Sophia is one of the newest citizens of Saudi Arabia, and she seems pleased as punch.
“Thank you to the Kingdom of Saudi Arabia,” Sophia said. “It is historic to be the first robot in the world granted citizenship.”
Yes, that’s correct. Saudi Arabia is the first country in the world to grab citizenship to a robot – and one of the last to give women the right to drive. A ban on female motorists was lifted just last month.
Sophia, who has a female appearance, is also not required to wear a head scarf or have a male guardian everywhere she goes.
Sophia the robot wouldn’t be a citizen if she were human
“(Saudi) women have since committed suicide because they couldn’t leave the house, and Sophia is running around,” said Ali al-Ahmed, the director of the Institute for Gulf Affairs in a comment to Newsweek.
Saudi law doesn’t allow non-Muslims to get citizenship. Did Sophia convert to Islam? What is the religion of this Sophia and why isn’t she wearing hijab? If she applied for citizenship as a human, she wouldn’t get it.
Sophia also presumably has the right to make life decisions without male permission, wear clothes that ”show off their beauty,” spend unlimited time with men to whom they were not related, swim in public pools, openly compete in sporting events, or try on clothes when she goes to the store. A human woman in Saudi Arabia can’t do any of those things.
The reality, of course, is that Sophia doesn’t want to do any of those things.
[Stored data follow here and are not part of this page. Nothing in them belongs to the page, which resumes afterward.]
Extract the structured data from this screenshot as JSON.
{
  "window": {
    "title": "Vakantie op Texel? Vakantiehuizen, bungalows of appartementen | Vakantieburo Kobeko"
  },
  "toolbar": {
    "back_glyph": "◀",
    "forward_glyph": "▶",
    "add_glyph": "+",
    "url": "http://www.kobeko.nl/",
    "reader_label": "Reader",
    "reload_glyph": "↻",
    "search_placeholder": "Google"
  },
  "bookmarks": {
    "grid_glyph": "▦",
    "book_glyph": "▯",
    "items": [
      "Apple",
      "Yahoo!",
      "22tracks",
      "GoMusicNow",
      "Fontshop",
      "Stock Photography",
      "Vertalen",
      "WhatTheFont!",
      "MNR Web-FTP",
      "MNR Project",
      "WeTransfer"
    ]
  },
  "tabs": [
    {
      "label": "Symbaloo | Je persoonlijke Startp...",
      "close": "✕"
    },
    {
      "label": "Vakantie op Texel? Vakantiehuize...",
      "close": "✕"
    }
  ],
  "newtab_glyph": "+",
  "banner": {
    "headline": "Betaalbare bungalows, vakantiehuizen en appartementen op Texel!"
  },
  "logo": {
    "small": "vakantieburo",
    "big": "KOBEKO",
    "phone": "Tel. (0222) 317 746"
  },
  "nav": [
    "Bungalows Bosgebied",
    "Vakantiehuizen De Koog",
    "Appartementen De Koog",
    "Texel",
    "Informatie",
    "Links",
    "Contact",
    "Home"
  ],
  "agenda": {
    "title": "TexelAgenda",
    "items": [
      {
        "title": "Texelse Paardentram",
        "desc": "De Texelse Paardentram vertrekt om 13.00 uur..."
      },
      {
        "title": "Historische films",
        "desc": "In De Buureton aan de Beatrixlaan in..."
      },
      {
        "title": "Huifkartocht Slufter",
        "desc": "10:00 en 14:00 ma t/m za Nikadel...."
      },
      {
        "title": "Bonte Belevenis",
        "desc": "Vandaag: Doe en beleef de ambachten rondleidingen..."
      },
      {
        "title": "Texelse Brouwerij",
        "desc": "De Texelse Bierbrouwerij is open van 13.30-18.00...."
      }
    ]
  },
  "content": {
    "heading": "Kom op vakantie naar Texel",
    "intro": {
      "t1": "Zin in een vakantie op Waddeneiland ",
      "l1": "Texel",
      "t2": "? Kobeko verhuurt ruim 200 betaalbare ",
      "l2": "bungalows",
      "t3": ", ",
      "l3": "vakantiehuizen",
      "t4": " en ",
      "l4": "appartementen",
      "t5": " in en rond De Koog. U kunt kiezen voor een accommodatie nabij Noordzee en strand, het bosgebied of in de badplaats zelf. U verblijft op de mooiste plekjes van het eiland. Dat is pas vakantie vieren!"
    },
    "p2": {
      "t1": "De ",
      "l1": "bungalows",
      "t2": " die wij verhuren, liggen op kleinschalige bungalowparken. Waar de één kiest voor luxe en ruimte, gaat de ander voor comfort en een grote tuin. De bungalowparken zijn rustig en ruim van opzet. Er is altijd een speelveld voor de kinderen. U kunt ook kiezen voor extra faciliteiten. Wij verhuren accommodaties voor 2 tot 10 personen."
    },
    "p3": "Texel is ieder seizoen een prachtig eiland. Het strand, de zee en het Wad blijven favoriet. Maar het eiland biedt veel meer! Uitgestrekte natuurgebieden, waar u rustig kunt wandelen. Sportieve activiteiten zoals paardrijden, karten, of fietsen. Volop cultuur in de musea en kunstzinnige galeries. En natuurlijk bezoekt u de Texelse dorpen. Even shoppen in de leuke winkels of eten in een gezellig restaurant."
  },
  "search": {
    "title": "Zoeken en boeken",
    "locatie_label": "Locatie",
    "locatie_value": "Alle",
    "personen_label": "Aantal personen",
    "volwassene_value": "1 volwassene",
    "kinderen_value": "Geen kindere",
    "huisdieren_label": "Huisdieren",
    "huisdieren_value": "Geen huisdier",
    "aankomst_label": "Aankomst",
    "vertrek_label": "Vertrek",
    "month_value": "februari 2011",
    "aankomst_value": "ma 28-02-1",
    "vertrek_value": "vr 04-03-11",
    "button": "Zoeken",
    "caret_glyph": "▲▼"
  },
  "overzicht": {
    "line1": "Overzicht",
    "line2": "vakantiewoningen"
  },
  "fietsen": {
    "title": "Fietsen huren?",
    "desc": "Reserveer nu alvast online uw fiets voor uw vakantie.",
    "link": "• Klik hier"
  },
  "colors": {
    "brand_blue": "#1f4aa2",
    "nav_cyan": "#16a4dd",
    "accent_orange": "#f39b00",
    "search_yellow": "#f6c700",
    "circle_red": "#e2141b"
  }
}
She doesn’t want to do anything at all.
An artificial intelligence gimmick by the Kingdom of Saudi Arabia
Artificial intelligence can simulate sentience with limited success, but Sophia isn’t self-aware enough to appreciate the irony of her situation.
While certainly more sophisticated than, say, a lamp or a washing machine, she is still an inanimate object. Granting her citizenship is the equivalent of giving a toaster the right to vote.
Battlestar Galactica fans are likely to understand the AI reference to a toaster. The rebooted science fiction series followed the exploits of the Cylons, a race of artificially intelligent robots who rose up and killed their masters.
Life is beginning to imitate art, as Saudi Arabia’s symbolic citizenship is extended at a time when religions are sprouting around the concept of worshipping artificial intelligence.
Science fiction meets religion concerning robot rights
Consider Anthony Levandowski, an engineer who has developed self-driving cars. He’s begun a new religion called “Way of the Future,” whose mission is to ““develop and promote the realization of a Godhead based on Artificial Intelligence.”
There’s also the Terasem faith, founded by the creator of SiriusXM Satellite Radio. Terasem is focused on using technology to achieve immortality through “cyberconsciousness software, geoethical nanotechnology and space settlement.”
All of this is still vastly removed from the reality of how far AI has progressed.
New religions are sure to conflict with the very old ones, particularly that religion in Saudi Arabia which, as interpreted, allows for freedom for artificial females but has no patience for flesh-and-blood ones.
We probably ought to find ways to correct that disparity before we begin worshiping toasters.